Em uma década, o Estado de São Paulo ganhou mais de 2.600 escolas privadas de ensinos fundamental e médio, correspondendo a um crescimento de 36%. As matrículas no ensino fundamental privado aumentaram 30%, alcançando 1 milhão de alunos em 2013. No ensino médio, a ampliação foi menor, mas positiva, ultrapassando 275 mil alunos em 2013. O que impressiona nesse crescimento do ensino privado é que contraria a tendência do setor público.
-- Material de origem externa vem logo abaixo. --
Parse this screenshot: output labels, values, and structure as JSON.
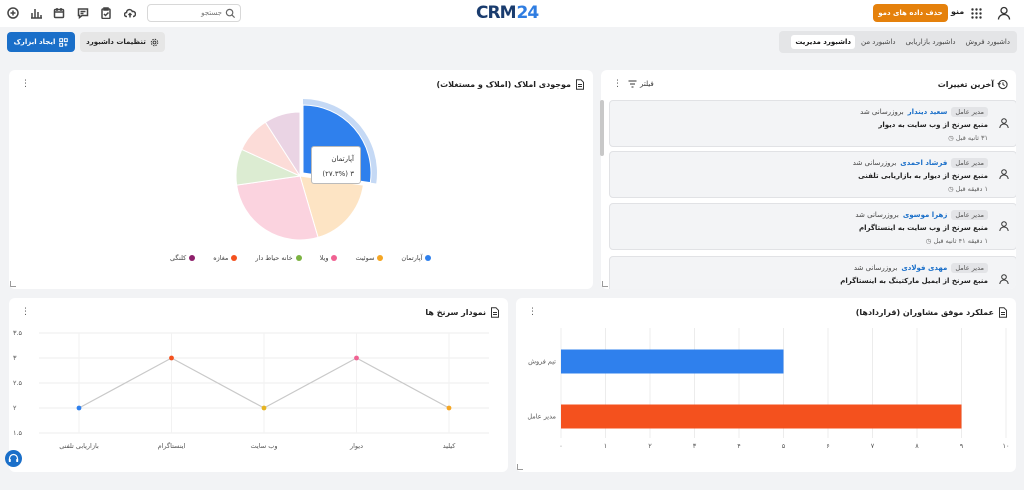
{
  "topbar": {
    "search_placeholder": "جستجو",
    "logo_text": "CRM",
    "logo_number": "24",
    "demo_button": "حذف داده های دمو",
    "menu_label": "منو",
    "icons": [
      "plus-circle-icon",
      "chart-icon",
      "calendar-icon",
      "message-icon",
      "clipboard-icon",
      "cloud-upload-icon"
    ]
  },
  "toolbar": {
    "create_widget": "ایجاد ابزارک",
    "dashboard_settings": "تنظیمات داشبورد"
  },
  "tabs": [
    {
      "label": "داشبورد فروش",
      "active": false
    },
    {
      "label": "داشبورد بازاریابی",
      "active": false
    },
    {
      "label": "داشبورد من",
      "active": false
    },
    {
      "label": "داشبورد مدیریت",
      "active": true
    }
  ],
  "recent_changes": {
    "title": "آخرین تغییرات",
    "filter_label": "فیلتر",
    "items": [
      {
        "role": "مدیر عامل",
        "name": "سعید دیندار",
        "action": "بروزرسانی شد",
        "detail": "منبع سرنخ از وب سایت به دیوار",
        "time": "۳۱ ثانیه قبل"
      },
      {
        "role": "مدیر عامل",
        "name": "فرشاد احمدی",
        "action": "بروزرسانی شد",
        "detail": "منبع سرنخ از دیوار به بازاریابی تلفنی",
        "time": "۱ دقیقه قبل"
      },
      {
        "role": "مدیر عامل",
        "name": "زهرا موسوی",
        "action": "بروزرسانی شد",
        "detail": "منبع سرنخ از وب سایت به اینستاگرام",
        "time": "۱ دقیقه ۴۱ ثانیه قبل"
      },
      {
        "role": "مدیر عامل",
        "name": "مهدی فولادی",
        "action": "بروزرسانی شد",
        "detail": "منبع سرنخ از ایمیل مارکتینگ به اینستاگرام",
        "time": ""
      }
    ]
  },
  "property_inventory": {
    "title": "موجودی املاک (املاک و مستغلات)",
    "tooltip_label": "آپارتمان",
    "tooltip_value": "۳ (۲۷.۳%)",
    "chart_data": {
      "type": "pie",
      "categories": [
        "آپارتمان",
        "سوئیت",
        "ویلا",
        "خانه حیاط دار",
        "مغازه",
        "کلنگی"
      ],
      "values": [
        27.3,
        18.2,
        27.3,
        9.1,
        9.1,
        9.1
      ],
      "colors": [
        "#2f80ed",
        "#fde4c4",
        "#fbd3df",
        "#dcecd2",
        "#fcdcd8",
        "#ead4e4"
      ],
      "legend_colors": [
        "#2f80ed",
        "#f5a623",
        "#f06292",
        "#7cb342",
        "#f4511e",
        "#8e1f6b"
      ],
      "title": "موجودی املاک (املاک و مستغلات)",
      "legend": "bottom"
    }
  },
  "lead_chart": {
    "title": "نمودار سرنخ ها",
    "chart_data": {
      "type": "line",
      "categories": [
        "بازاریابی تلفنی",
        "اینستاگرام",
        "وب سایت",
        "دیوار",
        "کیلید"
      ],
      "series": [
        {
          "values": [
            2,
            3,
            2,
            3,
            2
          ]
        }
      ],
      "point_colors": [
        "#2f80ed",
        "#f4511e",
        "#e6b422",
        "#f06292",
        "#f5a623"
      ],
      "y_ticks": [
        "۱.۵",
        "۲",
        "۲.۵",
        "۳",
        "۳.۵"
      ],
      "ylim": [
        1.5,
        3.5
      ],
      "title": "نمودار سرنخ ها"
    }
  },
  "advisor_perf": {
    "title": "عملکرد موفق مشاوران (قراردادها)",
    "chart_data": {
      "type": "bar",
      "orientation": "horizontal",
      "categories": [
        "تیم فروش",
        "مدیر عامل"
      ],
      "values": [
        5,
        9
      ],
      "colors": [
        "#2f80ed",
        "#f4511e"
      ],
      "x_ticks": [
        "۰",
        "۱",
        "۲",
        "۳",
        "۴",
        "۵",
        "۶",
        "۷",
        "۸",
        "۹",
        "۱۰"
      ],
      "xlim": [
        0,
        10
      ],
      "title": "عملکرد موفق مشاوران (قراردادها)"
    }
  }
}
No mesmo período, São Paulo ganhou 2.000 novas escolas públicas de ensino básico, mas sofreu uma perda de mais de 10% nas matrículas (redução de cerca de 600 mil alunos do ensino fundamental e 180 mil do médio). Os dados são de um levantamento da Fundação Seade.

Assim, a ampliação das matrículas do ensino básico privado tem acontecido apesar da queda no número de alunos potenciais (população em idade escolar) e do aumento nas oportunidades de ensino público, em razão do crescimento no número de escolas públicas. Esse cenário potencializa o sucesso das escolas privadas em atrair um público que é cada vez mais restrito e que, tipicamente, seria encaminhado para escolas públicas.

Tanto os municípios mais populosos quanto os mais ricos experimentaram, na última década, um crescimento mais expressivo da rede privada. Essa conclusão deve fazer sentido na medida em que esses são os municípios com maior demanda potencial (maior população) e com maiores possibilidades de acesso a serviços educacionais pagos (maior renda).

Outro aspecto importante é o aumento sistematicamente maior do ensino fundamental privado em comparação ao médio privado. É possível imaginar que, futuramente, o ensino privado tenda a crescer mais rapidamente no ensino médio à medida que as gerações que estudam no fundamental particular cheguem ao médio. Por outro lado, a expansão do ensino médio privado pode estar competindo com alguns incentivos concedidos a estudantes do ensino médio público. Políticas públicas, como o ProUni e cotas em universidades públicas, têm facilitado o acesso ao ensino superior para estudantes vindos da rede pública.

Embora essas políticas públicas não equalizem totalmente as oportunidades de entrada no curso superior entre alunos das duas redes, é possível supor que elas geram algum grau de incentivo para que os estudantes não migrem para as escolas pagas.

Porém, população e renda não devem ser suficientes para explicar uma participação maior da rede privada, uma vez que o serviço privado de educação enfrenta um importante concorrente – a escola pública –, que tem capacidade (além da obrigação constitucional) de atender à demanda por educação básica. Ou seja, não deve haver restrição de capacidade por parte do setor público que ajude a explicar o crescimento das escolas particulares.

Assim, parte da explicação para o crescimento do ensino básico privado deve estar em alguma diferença entre os serviços público e privado que justifique a preferência das famílias pela educação paga. Há diversas razões para os pais procurarem as escolas privadas: elas tendem a ter melhores resultados escolares; são mais organizadas; têm melhor infraestrutura; e apresentam menores índices de violência.